Robert Triggs / Android Authority
Bluetooth provides us with a huge range of features, from connecting peripherals to streaming music to wireless earbuds. The standard is poised to become even more useful thanks to Auracast audio broadcasting capabilities.
While not strictly brand new (the technology was announced in 2022), we spent some ears-on time with Aurcast at MWC 2023. Based on our experience, broadcast capabilities are set to reshape how we think about Bluetooth audio.
What is Bluetooth Auracast?
Auracast is a one-to-many Bluetooth connection that acts essentially like traditional radio broadcast and hearing aid loop systems. A compatible Bluetooth device can subscribe (and unsubscribe) to broadcasts at any time, without the hassle of pairing. Auracast is part of the Bluetooth LE Audio specification, specifically the broadcast audio sub-section. Broadcast and receiver devices must support this protocol to work, so you’ll need a new pair of headphones to benefit. However, LE Audio capable smartphones can, in theory, act as a middleman too, opening the door for a level of backward compatibility with existing earbuds.
Broadcasting opens up a seemingly endless selection of public and private use cases.
The use cases are wide-ranging, from public service announcements to watching a video with friends on a flight. It’s a core technology for ushering in the age of hearables too. At MWC, Bluetooth SIG showed us various scenarios, including subscribing to gate information at an airport, tuning into a conference speaker’s audio stream, and flipping between TV streams in a sports bar. We were certainly impressed by the range and quality of the demos on display, which all came across as genuinely useful.
Auracast is a one-to-many broadcasting system for Bluetooth audio. Broadcast devices constantly advertise audio streams to Assistant devices, such as smartphones, which establishes a direct connection between the transmitter and receiver, such as a pair of headphones.
Bluetooth broadcasting has limitless potential
Robert Triggs / Android Authority
Starting with announcement applications, you can listen to content on your phone as usual, with interruptions only occurring when the subscribed broadcast makes an announcement. This could be a gate number at an airport or a notification that your bus has been delayed.
The broadcast nature of the tech makes connecting even more seamless than connecting to a Wi-Fi network, but the audio’s low latency is arguably even more impressive. Bluetooth Auracast establishes a direct audio connection between the transmitter and receiver, such as between a TV and earbuds, enabling latency in the tens of milliseconds. That’s important because it minimizes the risk of audio and video appearing out of sync.
Auracast is supported as part of the LE Audio specification. Bluetooth 5.2 incorporated LE Audio features into the core low-energy specification.
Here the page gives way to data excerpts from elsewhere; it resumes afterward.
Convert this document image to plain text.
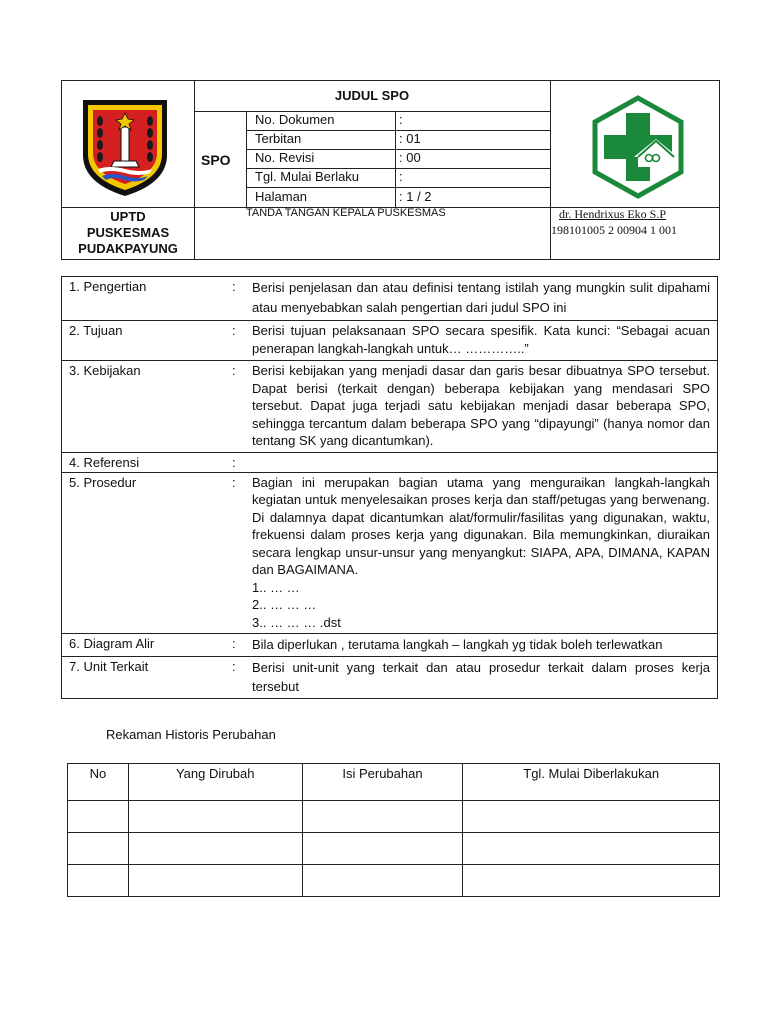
JUDUL SPO
SPO
No. Dokumen	:
Terbitan	: 01
No. Revisi	: 00
Tgl. Mulai Berlaku	:
Halaman	: 1 / 2
UPTD
PUSKESMAS
PUDAKPAYUNG
TANDA TANGAN KEPALA PUSKESMAS	dr. Hendrixus Eko S.P
198101005 2 00904 1 001
1. Pengertian	: Berisi penjelasan dan atau definisi tentang istilah yang mungkin sulit dipahami atau menyebabkan salah pengertian dari judul SPO ini
2. Tujuan	: Berisi tujuan pelaksanaan SPO secara spesifik. Kata kunci: “Sebagai acuan penerapan langkah-langkah untuk… …………..”
3. Kebijakan	: Berisi kebijakan yang menjadi dasar dan garis besar dibuatnya SPO tersebut. Dapat berisi (terkait dengan) beberapa kebijakan yang mendasari SPO tersebut. Dapat juga terjadi satu kebijakan menjadi dasar beberapa SPO, sehingga tercantum dalam beberapa SPO yang “dipayungi” (hanya nomor dan tentang SK yang dicantumkan).
4. Referensi	:
5. Prosedur	: Bagian ini merupakan bagian utama yang menguraikan langkah-langkah kegiatan untuk menyelesaikan proses kerja dan staff/petugas yang berwenang. Di dalamnya dapat dicantumkan alat/formulir/fasilitas yang digunakan, waktu, frekuensi dalam proses kerja yang digunakan. Bila memungkinkan, diuraikan secara lengkap unsur-unsur yang menyangkut: SIAPA, APA, DIMANA, KAPAN dan BAGAIMANA.
1.. … …
2.. … … …
3.. … … … .dst
6. Diagram Alir	: Bila diperlukan , terutama langkah – langkah yg tidak boleh terlewatkan
7. Unit Terkait	: Berisi unit-unit yang terkait dan atau prosedur terkait dalam proses kerja tersebut
Rekaman Historis Perubahan
No	Yang Dirubah	Isi Perubahan	Tgl. Mulai Diberlakukan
Demos at MWC also showcased creating private connections via Auracast, such as sharing video audio from a laptop or smartphone to multiple earbuds. Connections can be password protected, just like creating a Wi-Fi hotspot from your smartphone. In fact, that’s a pretty good analogy for how private Auracast works.
Robert Triggs / Android Authority
Unfortunately, the Bluetooth SIG is only in the business of creating specifications; it’s completely up to end manufacturers to implement features like Auracast. As such, it’s unclear what final products will look like when they hit the market and how universal and seamless support will be.
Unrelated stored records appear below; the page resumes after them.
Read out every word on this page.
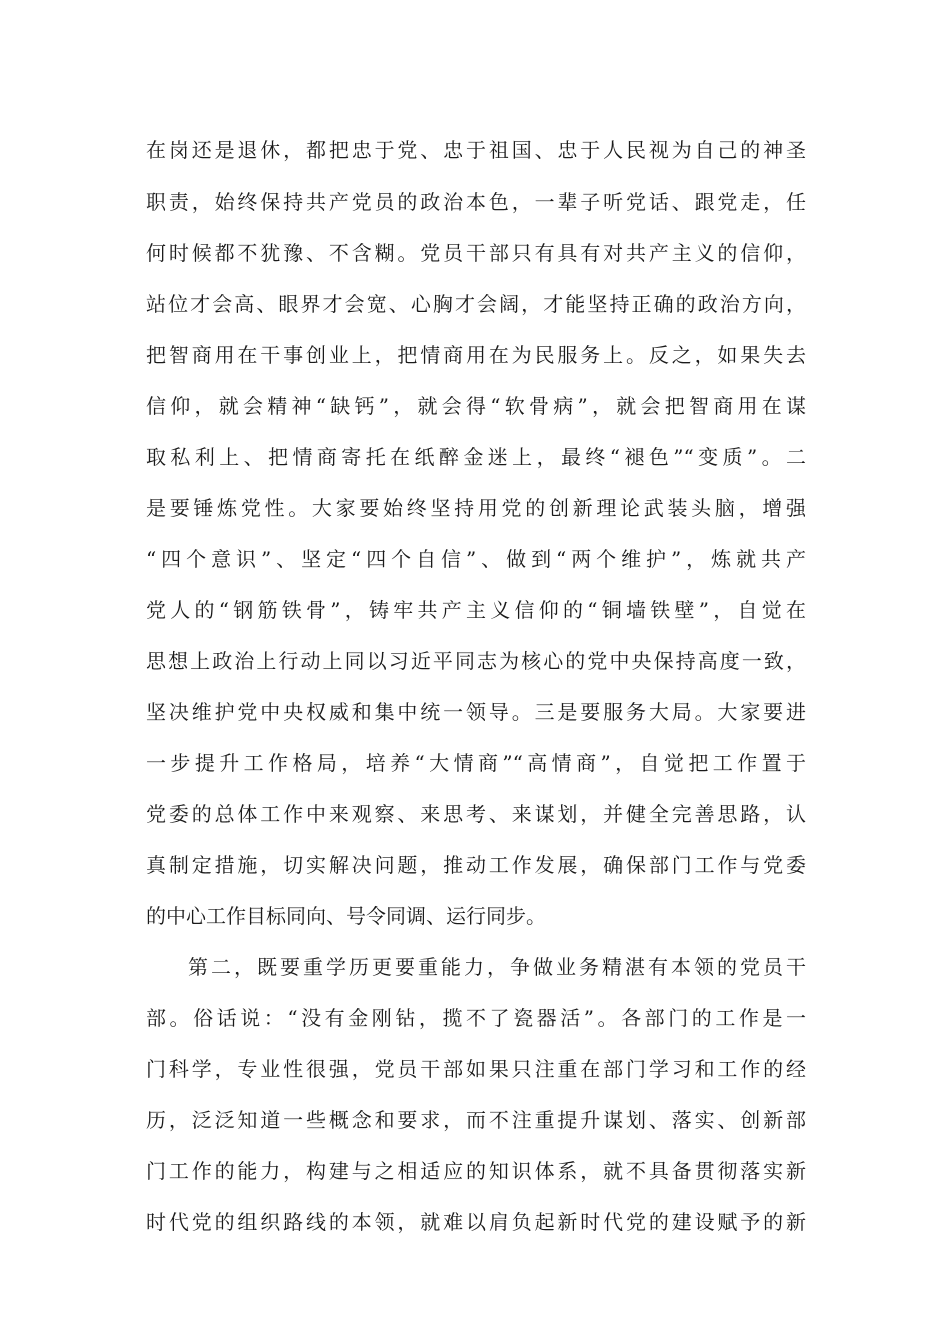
在岗还是退休，都把忠于党、忠于祖国、忠于人民视为自己的神圣
职责，始终保持共产党员的政治本色，一辈子听党话、跟党走，任
何时候都不犹豫、不含糊。党员干部只有具有对共产主义的信仰，
站位才会高、眼界才会宽、心胸才会阔，才能坚持正确的政治方向，
把智商用在干事创业上，把情商用在为民服务上。反之，如果失去
信仰，就会精神“缺钙”，就会得“软骨病”，就会把智商用在谋
取私利上、把情商寄托在纸醉金迷上，最终“褪色”“变质”。二
是要锤炼党性。大家要始终坚持用党的创新理论武装头脑，增强
“四个意识”、坚定“四个自信”、做到“两个维护”，炼就共产
党人的“钢筋铁骨”，铸牢共产主义信仰的“铜墙铁壁”，自觉在
思想上政治上行动上同以习近平同志为核心的党中央保持高度一致，
坚决维护党中央权威和集中统一领导。三是要服务大局。大家要进
一步提升工作格局，培养“大情商”“高情商”，自觉把工作置于
党委的总体工作中来观察、来思考、来谋划，并健全完善思路，认
真制定措施，切实解决问题，推动工作发展，确保部门工作与党委
的中心工作目标同向、号令同调、运行同步。
第二，既要重学历更要重能力，争做业务精湛有本领的党员干
部。俗话说：“没有金刚钻，揽不了瓷器活”。各部门的工作是一
门科学，专业性很强，党员干部如果只注重在部门学习和工作的经
历，泛泛知道一些概念和要求，而不注重提升谋划、落实、创新部
门工作的能力，构建与之相适应的知识体系，就不具备贯彻落实新
时代党的组织路线的本领，就难以肩负起新时代党的建设赋予的新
For instance, Bluetooth SIG showcased an Auracast app for scanning and subscribing to broadcasts. It worked well, but the SIG has no plans to release software like this. Instead, it may be up to handset or service providers to build their own apps, which could be an interoperability nightmare. Thankfully, LE Audio is integrated into Android 13, so Google may build scanning capabilities directly into future Android versions. Done correctly, connectivity can be as simple as scanning a QR code, so we’ll have to hope implementers get this right.
Success or failure of Auracast all depends on an easy-to-use, universal implementation from Bluetooth’s partners.
So when can you hear all this for yourself? According to the SIG, Bluetooth Aurcast headphones and smartphones (chipset support is already here) should hit the market this year for private casting. Once there’s a solid consumer foundation, we’ll likely see public broadcasting applications come online in the following years.
We’re likely still years rather than months away from mass adoption then, but that doesn’t stop the demos we saw from being genuinely impressive and, dare I say it, even exciting.